# Animal Shelter Outcomes

Every year, approximately 7.6 million companion animals end up in US shelters. Many animals are given up as unwanted by their owners, while others are picked up after getting lost or taken out of cruelty situations. Many of these animals find forever families to take them home, but just as many are not so lucky. 2.7 million dogs and cats are euthanized in the US every year.

### Data

Kaggle is hosting this competition for the machine learning community to use for data science practice and social good. The dataset is brought to you by Austin Animal Center. Shelter animal statistics were taken from the ASPCA.

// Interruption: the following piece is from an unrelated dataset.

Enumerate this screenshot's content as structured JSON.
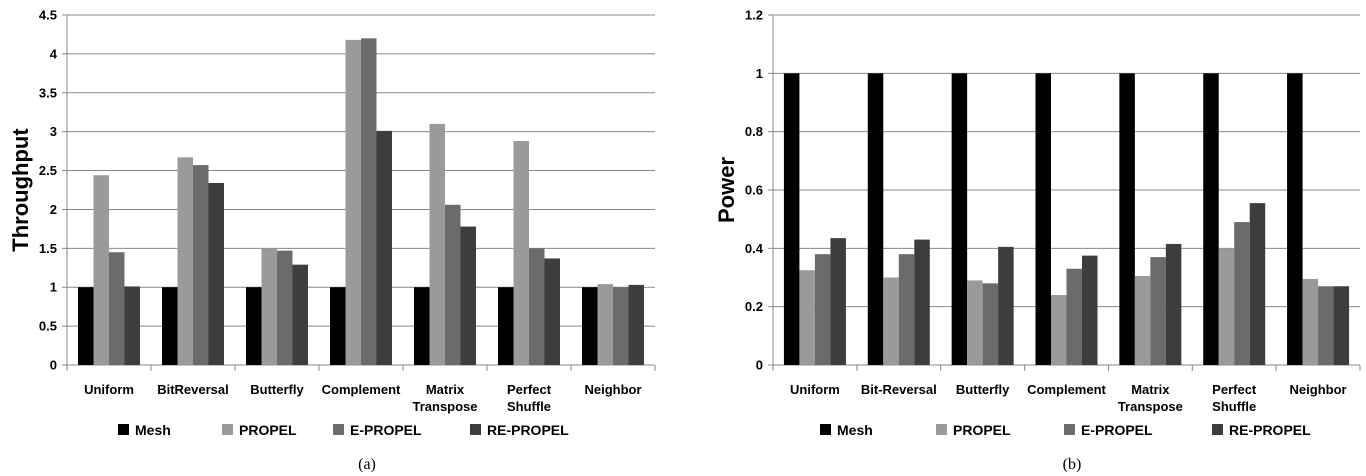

### Predictors and Outcomes

Predictors are age, animal type and sex. The outcome will identify whether the animal was adopted, killed, returned to owner, or transfered.

In [2]:
import pandas as pd
import numpy as np
import matplotlib as pyplot
%matplotlib inline

In [73]:
# First import data file and look at data fields

animals = pd.read_csv("train.csv")
animals.head(5)

Unnamed: 0,AnimalID,Name,DateTime,OutcomeType,OutcomeSubtype,AnimalType,SexuponOutcome,AgeuponOutcome,Breed,Color
0,A671945,Hambone,2014-02-12 18:22:00,Return_to_owner,,Dog,Neutered Male,1 year,Shetland Sheepdog Mix,Brown/White
1,A656520,Emily,2013-10-13 12:44:00,Euthanasia,Suffering,Cat,Spayed Female,1 year,Domestic Shorthair Mix,Cream Tabby
2,A686464,Pearce,2015-01-31 12:28:00,Adoption,Foster,Dog,Neutered Male,2 years,Pit Bull Mix,Blue/White
3,A683430,,2014-07-11 19:09:00,Transfer,Partner,Cat,Intact Male,3 weeks,Domestic Shorthair Mix,Blue Cream
4,A667013,,2013-11-15 12:52:00,Transfer,Partner,Dog,Neutered Male,2 years,Lhasa Apso/Miniature Poodle,Tan


In [65]:
# How many records are there?

print len(animals.index)

26729


In [72]:
# Check for missing data

missing_name = animals['Name'].isnull().sum()
print "Missing Names: %r" %missing_name

missing_datetime = animals['DateTime'].isnull().sum()
print "Missing Dates: %r" %missing_datetime

missing_type = animals['AnimalType'].isnull().sum()
print "Missing Animal Types: %r" %missing_type

missing_sex = animals['SexuponOutcome'].isnull().sum()
print "Missing Sexes:  %r" %missing_sex

missing_age = animals['AgeuponOutcome'].isnull().sum()
print "Missing Ages: %r" %missing_age

missing_breed = animals['Breed'].isnull().sum()
print "Missing Breeds: %r" %missing_breed

missing_color = animals['Color'].isnull().sum()
print "Missing Colors: %r" %missing_color

Missing Names: 7691
Missing Dates: 0
Missing Animal Types: 0
Missing Sexes:  1
Missing Ages: 18
Missing Breeds: 0
Missing Colors: 0


While names will likely not affect the outcome of shelter animals, the missing ages and sexes will need to be replaced with values as they will be an important predictor on whether or not an animal gets adopted.

In [74]:
# Split ages into values that can be converted to integers

new = animals['AgeuponOutcome'].str.partition(" ")
new.head(5)


Unnamed: 0,0,1,2
0,1,,year
1,1,,year
2,2,,years
3,3,,weeks
4,2,,years


In [60]:
new.columns = ['how_old','space','age_unit']

In [61]:
del new['space']

In [62]:
new_animals = pd.concat([animals, new],axis = 1)
new_animals.head(5)

Unnamed: 0,ID,Name,DateTime,AnimalType,SexuponOutcome,AgeuponOutcome,Breed,Color,how_old,age_unit
0,1,Summer,2015-10-12 12:15:00,Dog,Intact Female,10 months,Labrador Retriever Mix,Red/White,10,months
1,2,Cheyenne,2014-07-26 17:59:00,Dog,Spayed Female,2 years,German Shepherd/Siberian Husky,Black/Tan,2,years
2,3,Gus,2016-01-13 12:20:00,Cat,Neutered Male,1 year,Domestic Shorthair Mix,Brown Tabby,1,year
3,4,Pongo,2013-12-28 18:12:00,Dog,Intact Male,4 months,Collie Smooth Mix,Tricolor,4,months
4,5,Skooter,2015-09-24 17:59:00,Dog,Neutered Male,2 years,Miniature Poodle Mix,White,2,years


In [6]:
pd.unique(animals["SexuponOutcome"])

array(['Intact Female', 'Spayed Female', 'Neutered Male', 'Intact Male',
       'Unknown'], dtype=object)

In [43]:
pd.unique(animals['AnimalType'])

array(['Dog', 'Cat'], dtype=object)

In [63]:
breeder = pd.unique(animals['Breed'])
len(breeder)


913